Eight years after the murder of Yitzhak Rabin, the unending debate over Jew-on-Jew violence has moved from the Holy Land to La La Land, in an absurd parody that only California could concoct. In the Hollywood version, the passions of the Middle East remain, but the bit about an extremist killing an Israeli leader is out. The remake has a rabbi kicking a nudnick. It’s almost hilarious, except that it involves real people and real pain.

The dispute, which we reported last week, involves a spat at the University of California at Los Angeles between the campus Hillel director, Rabbi Chaim Seidler-Feller, and a local Jewish militant. Seidler-Feller, UCLA Hillel chief for 28 years, is a charismatic Orthodox rabbi known for his dovish Middle East views. He’s become a focus of persistent protest by pro-Likud activists who claim his liberal views are corrupting the young.

The tiff came after a Hillel-sponsored speech by Alan Dershowitz on the justice of Israel’s cause. Exiting the event, we’re told, Seidler-Feller spotted a group of anti-Israel protesters and approached them to suggest they hear the other side. A group of his hawkish critics reportedly came over and a heated discussion ensued, during which one of the critics called the rabbi “worse than a Kapo,” or Jewish collaborator with the Nazis. At that point, eyewitnesses say, the rabbi kicked her.

She complained to the campus police. They passed it to the city attorney, who decided not to press charges but to send the pair to an arbitrator. Sources say a deal is emerging in which both would be ordered to attend anger-management classes.

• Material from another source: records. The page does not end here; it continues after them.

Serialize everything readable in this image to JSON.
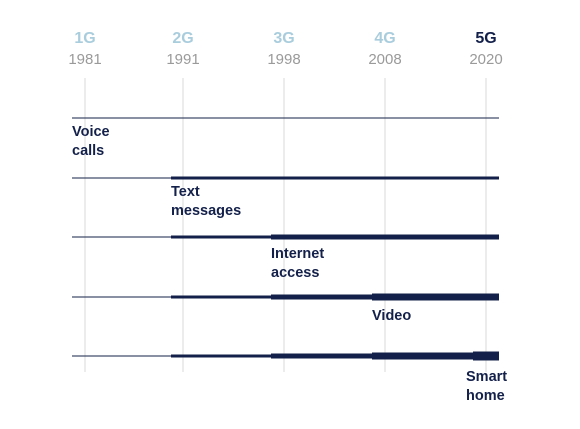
{
  "generations": [
    {
      "name": "1G",
      "year": "1981",
      "color": "#a9cddd"
    },
    {
      "name": "2G",
      "year": "1991",
      "color": "#a9cddd"
    },
    {
      "name": "3G",
      "year": "1998",
      "color": "#a9cddd"
    },
    {
      "name": "4G",
      "year": "2008",
      "color": "#a9cddd"
    },
    {
      "name": "5G",
      "year": "2020",
      "color": "#13204a"
    }
  ],
  "milestones": [
    {
      "label": "Voice\ncalls",
      "introduced_by": "1G"
    },
    {
      "label": "Text\nmessages",
      "introduced_by": "2G"
    },
    {
      "label": "Internet\naccess",
      "introduced_by": "3G"
    },
    {
      "label": "Video",
      "introduced_by": "4G"
    },
    {
      "label": "Smart\nhome",
      "introduced_by": "5G"
    }
  ],
  "colors": {
    "line": "#13204a",
    "gridline": "#d9d9d9",
    "year_text": "#9a9a9a"
  }
}
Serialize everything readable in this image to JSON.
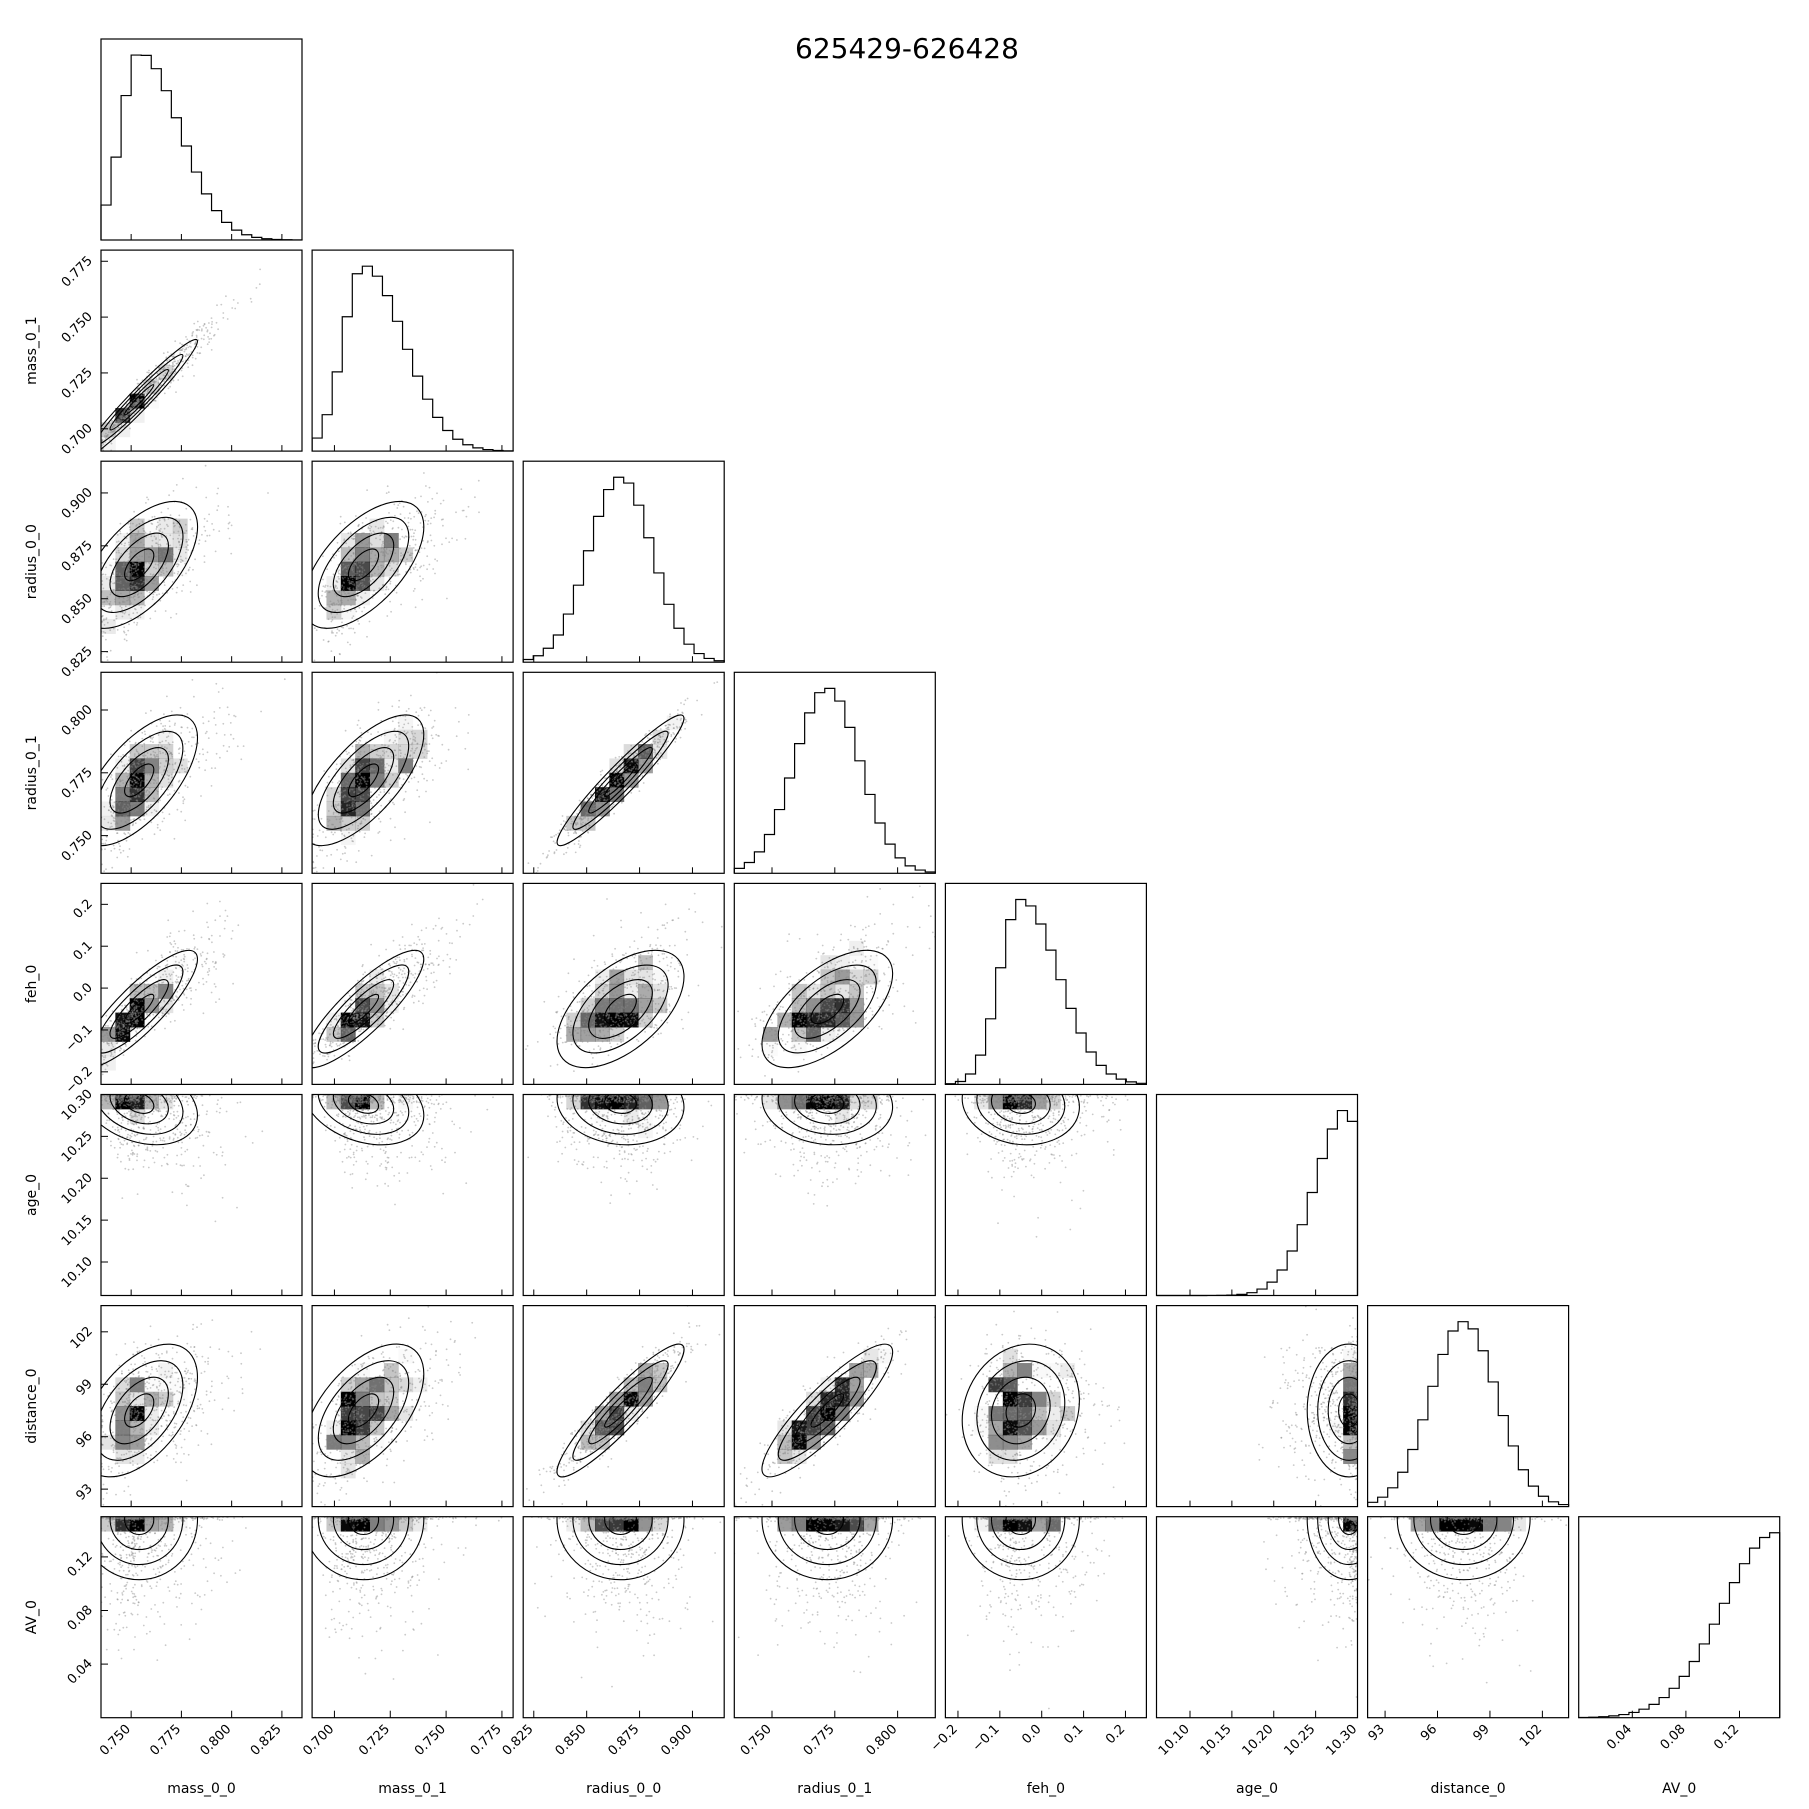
{
  "figure": {
    "title": "625429-626428"
  },
  "chart_data": {
    "type": "corner",
    "title": "625429-626428",
    "parameters": [
      {
        "name": "mass_0_0",
        "range": [
          0.735,
          0.835
        ],
        "ticks": [
          0.75,
          0.775,
          0.8,
          0.825
        ],
        "tick_labels": [
          "0.750",
          "0.775",
          "0.800",
          "0.825"
        ],
        "mode": 0.754,
        "sigma_lo": 0.009,
        "sigma_hi": 0.02
      },
      {
        "name": "mass_0_1",
        "range": [
          0.69,
          0.78
        ],
        "ticks": [
          0.7,
          0.725,
          0.75,
          0.775
        ],
        "tick_labels": [
          "0.700",
          "0.725",
          "0.750",
          "0.775"
        ],
        "mode": 0.713,
        "sigma_lo": 0.009,
        "sigma_hi": 0.018
      },
      {
        "name": "radius_0_0",
        "range": [
          0.82,
          0.915
        ],
        "ticks": [
          0.825,
          0.85,
          0.875,
          0.9
        ],
        "tick_labels": [
          "0.825",
          "0.850",
          "0.875",
          "0.900"
        ],
        "mode": 0.866,
        "sigma_lo": 0.015,
        "sigma_hi": 0.015
      },
      {
        "name": "radius_0_1",
        "range": [
          0.735,
          0.815
        ],
        "ticks": [
          0.75,
          0.775,
          0.8
        ],
        "tick_labels": [
          "0.750",
          "0.775",
          "0.800"
        ],
        "mode": 0.772,
        "sigma_lo": 0.013,
        "sigma_hi": 0.013
      },
      {
        "name": "feh_0",
        "range": [
          -0.23,
          0.25
        ],
        "ticks": [
          -0.2,
          -0.1,
          0.0,
          0.1,
          0.2
        ],
        "tick_labels": [
          "−0.2",
          "−0.1",
          "0.0",
          "0.1",
          "0.2"
        ],
        "mode": -0.05,
        "sigma_lo": 0.05,
        "sigma_hi": 0.09
      },
      {
        "name": "age_0",
        "range": [
          10.06,
          10.3
        ],
        "ticks": [
          10.1,
          10.15,
          10.2,
          10.25,
          10.3
        ],
        "tick_labels": [
          "10.10",
          "10.15",
          "10.20",
          "10.25",
          "10.30"
        ],
        "mode": 10.29,
        "sigma_lo": 0.04,
        "sigma_hi": 0.01
      },
      {
        "name": "distance_0",
        "range": [
          92.0,
          103.5
        ],
        "ticks": [
          93,
          96,
          99,
          102
        ],
        "tick_labels": [
          "93",
          "96",
          "99",
          "102"
        ],
        "mode": 97.5,
        "sigma_lo": 1.9,
        "sigma_hi": 1.9
      },
      {
        "name": "AV_0",
        "range": [
          0.0,
          0.15
        ],
        "ticks": [
          0.04,
          0.08,
          0.12
        ],
        "tick_labels": [
          "0.04",
          "0.08",
          "0.12"
        ],
        "mode": 0.148,
        "sigma_lo": 0.04,
        "sigma_hi": 0.005
      }
    ],
    "correlations": {
      "mass_0_0|mass_0_1": 0.97,
      "mass_0_0|radius_0_0": 0.6,
      "mass_0_1|radius_0_0": 0.6,
      "mass_0_0|radius_0_1": 0.65,
      "mass_0_1|radius_0_1": 0.7,
      "radius_0_0|radius_0_1": 0.95,
      "mass_0_0|feh_0": 0.85,
      "mass_0_1|feh_0": 0.85,
      "radius_0_0|feh_0": 0.55,
      "radius_0_1|feh_0": 0.6,
      "mass_0_0|age_0": -0.3,
      "mass_0_1|age_0": -0.3,
      "radius_0_0|age_0": -0.1,
      "radius_0_1|age_0": -0.1,
      "feh_0|age_0": -0.1,
      "mass_0_0|distance_0": 0.5,
      "mass_0_1|distance_0": 0.55,
      "radius_0_0|distance_0": 0.92,
      "radius_0_1|distance_0": 0.88,
      "feh_0|distance_0": 0.15,
      "age_0|distance_0": 0.0,
      "mass_0_0|AV_0": 0.0,
      "mass_0_1|AV_0": 0.0,
      "radius_0_0|AV_0": 0.0,
      "radius_0_1|AV_0": 0.0,
      "feh_0|AV_0": 0.0,
      "age_0|AV_0": 0.0,
      "distance_0|AV_0": 0.0
    },
    "colors": {
      "line": "#000000",
      "scatter": "#888888",
      "density": "#000000"
    }
  }
}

But it doesn’t end there. There’s said to be a campaign afoot to pressure the national Hillel organization into firing Seidler-Feller. Rabbis we know have received phone calls from colleagues pressuring them to speak out against him. They report being told that major Hillel donors could yank their gifts if he isn’t fired, something Hillel denies. Some fret that integrity requires speaking out, that if the shoe were on the other foot and a rightist had kicked a leftist, the left would be howling for blood. Remember Rabin, they say. “It’s a real moral dilemma,” said one rabbi who’s a friend and ally of Seidler-Feller.

Well, they’ve got it all backward. The Jew vs. Jew threat arises when zealots use violence to impose their will on the majority. It happens often enough to be recognizable. You know it because it begins with name-calling and then escalates. What’s worse, it often works. The bullets that felled Rabin were meant to stop the peace process he led, and they did.

What does this have to do with a rabbi’s alleged overreaction, shameful as it is, to a campaign of harassment? Nothing, except this: Chaim Seidler-Feller’s critics have been trying to shut him up because they don’t like what he says. If their alleged success in provoking him is permitted to obliterate a distinguished 28-year record of service, they will have imposed their will on all of us. We must not let them.